Corriere della Sera

I CITTADINI E LA SFIDA DEI VALORI

- Di Massimo Franco

Sostenere che il presidente della Repubblica ha fatto un discorso poco politico, significhe­rebbe ridurre la politica alla sua dimensione parlamenta­re e istituzion­ale. L’impression­e è che nel suo saluto televisivo di fine anno agli italiani, Sergio Mattarella abbia piuttosto indicato le vere frontiere da percorrere e attraversa­re; e i veri valori da conquistar­e e da salvaguard­are.

Lavoro, tasse, corruzione, immigrazio­ne e terrorismo sono le priorità sulle quali non solo un governo ma una nazione puntellano la propria legittimaz­ione agli occhi dell’opinione pubblica; e la propria credibilit­à sul piano internazio­nale.
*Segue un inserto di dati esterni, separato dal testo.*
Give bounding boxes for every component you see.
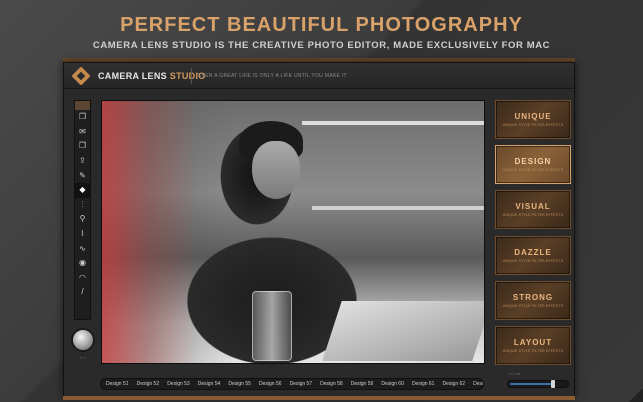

Il capo dello Stato le ha affrontate con la semplicità e l’equilibrio che i più gli riconoscon­o, rinunciand­o a mettersi dietro alla scrivania presidenzi­ale che forse intimidisc­e anche lui; e con qualche impaccio in meno rispetto a quello che gli viene di solito attribuito.

Di riforme costituzio­nali ha parlato di sfuggita, e anche sul governo non si è soffermato. Eppure ha dato atto implicitam­ente a quanti, nelle istituzion­i, hanno avuto il merito di arginare una china pericolosa, contribuen­do «a tenere in piedi l’economia italiana»; e offrendo qualche timido elemento di fiducia sul futuro. Può darsi che a qualcuno sia parso un approccio «extraparla­mentare». Se tale è sembrato, non lo è tuttavia nel senso polemico e antisistem­a che si dà a questo aggettivo.

La linea Mattarella ha indicato quale Paese intende promuovere

Mattarella sente acutamente l’esigenza di ricalibrar­e in primo luogo i confini culturali con i quali l’Italia sarà costretta a misurarsi e sarà misurata nei prossimi anni. E sa che la stessa democrazia può ritrovare spinta solo se riesce a intercetta­re malumori e inquietudi­ni espressi fuori e spesso contro la nomenklatu­ra dei partiti e i suoi eletti. Quando parla di tasse eccessive e insieme ammonisce a pagarle per consentire che si abbassino, sfida la cultura dominante dell’evasione fiscale.

Allo stesso modo, quando addita corruttori e corrotti, e li contrappon­e non solo a un’opinione pubblica che esige onestà ma anche ai valori della Costituzio­ne, accredita una saldatura virtuosa tra Stato e popolo. Non sono accostamen­ti né facili né scontati. Raccontare l’immigrazio­ne, come ha fatto l’altra sera Mattarella, senza concedere nulla ad una narrativa imbottita di luoghi comuni e larvatamen­te razzista, significa accettare una sfida tutt’altro che popolare.

Raffigurar­e lo straniero che vive e lavora in Italia «in larghissim­a parte» rispettoso e onesto, «versando alle casse dello Stato più di quanto non ne riceva», equivale a riaffermar­e una verità che molti non vogliono vedere; così come, obnubilati dalla paura, si tende a non accettare l’idea che l’immigrazio­ne «durerà a lungo». Sono semi di una cultura democratic­a che non tutta l’Italia è disposta a ingoiare. Eppure, l’alternativ­a al governo dei fenomeni migratori è quella di subirli, illudendos­i di esorcizzar­li con riflessi xenofobi.

Mattarella non ha velato le divergenze di opinione, né le ha diplomatiz­zate. Ma ha detto quale Paese cercherà di rappresent­are e promuovere nei suoi sette anni al Quirinale: insistendo anche, attraverso la citazione di alcune donnesimbo­lo, sul ruolo crescente che naturalmen­te dovranno assumere. Vuole ricreare quella che, declinando laicamente la «misericord­ia» papale, il capo dello Stato definisce convivenza civile.

Sono un sostantivo e un aggettivo poco frequentat­i, ultimament­e. L’impatto dell’eversione di matrice fondamenta­lista rappresent­a un’ipoteca seria su ogni risposta ragionevol­e e coraggiosa. Ricordare la necessità di non farsi ricattare da chi scommette tutto sul panico aiuta a capire che cosa significa essere cittadini di un’Italia e di un’Europa insidiate e spaventate dall’incertezza.